Certainly more of the former example than the latter. This isn't a guidebook to a cyberpunk world in any sense. I think my background info will be:

  • some very brief literary background, possibly sidebarred
  • discussion of tropes like "blurring the distinction between man and machine" and what they might mean to characters
  • a bunch of sample starter ideas with a fair amount of juice but not a lot of meat
  • some vague notes on a sample setting, limited to around 4-5 pages
  • more background stuff sneakily slipped into images, examples, and explanations of mechanics
Adam Dray / adam@legendary.org
Verge -- cyberpunk role-playing on the brink
FoundryMUSH - indie chat and play at foundry.legendary.org 7777

Sifolis

Hello again...

I wasnt talking about legal issues, i was talking about integrity of work. if you made a star-wra-esk game, and just left the understanding of your game rest on prior understanding of the movies...that would mean you made nothing but a rule system for their idea.
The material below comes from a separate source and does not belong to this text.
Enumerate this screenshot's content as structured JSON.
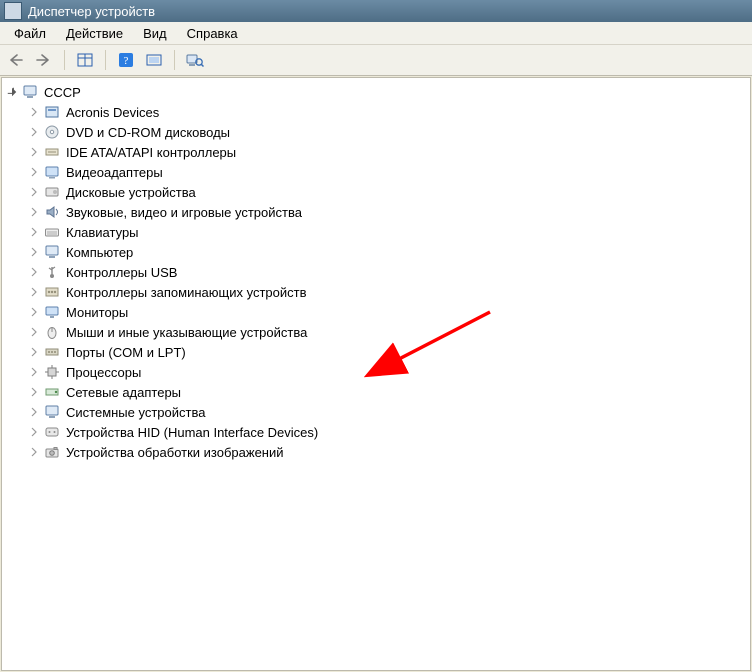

but if you detail your world, your story , your background...then  its cool. i dunno man....what?

Adam Dray

Sifolis, I'll ask you to take it on faith that I'm not ripping anyone off in my Verge game. You can read the game linked in my signature if you want to decide that for yourself based on facts. For now, this is not the topic I want to explore in this thread so let's drop it.

I'm asking how much background material is right for my game, hopefully drawn from insight from other designers based on work on their own games. Andy and Ben and especially Tim and Ron hit it right on the head with their responses.
Adam Dray / adam@legendary.org
Verge -- cyberpunk role-playing on the brink
FoundryMUSH - indie chat and play at foundry.legendary.org 7777

Ron Edwards

Hi everyone,

I think we can call this one closed. Inquiry, responses, food for thought, a few links to check out.

Return to oven, more baking - I'm looking forward to the next round.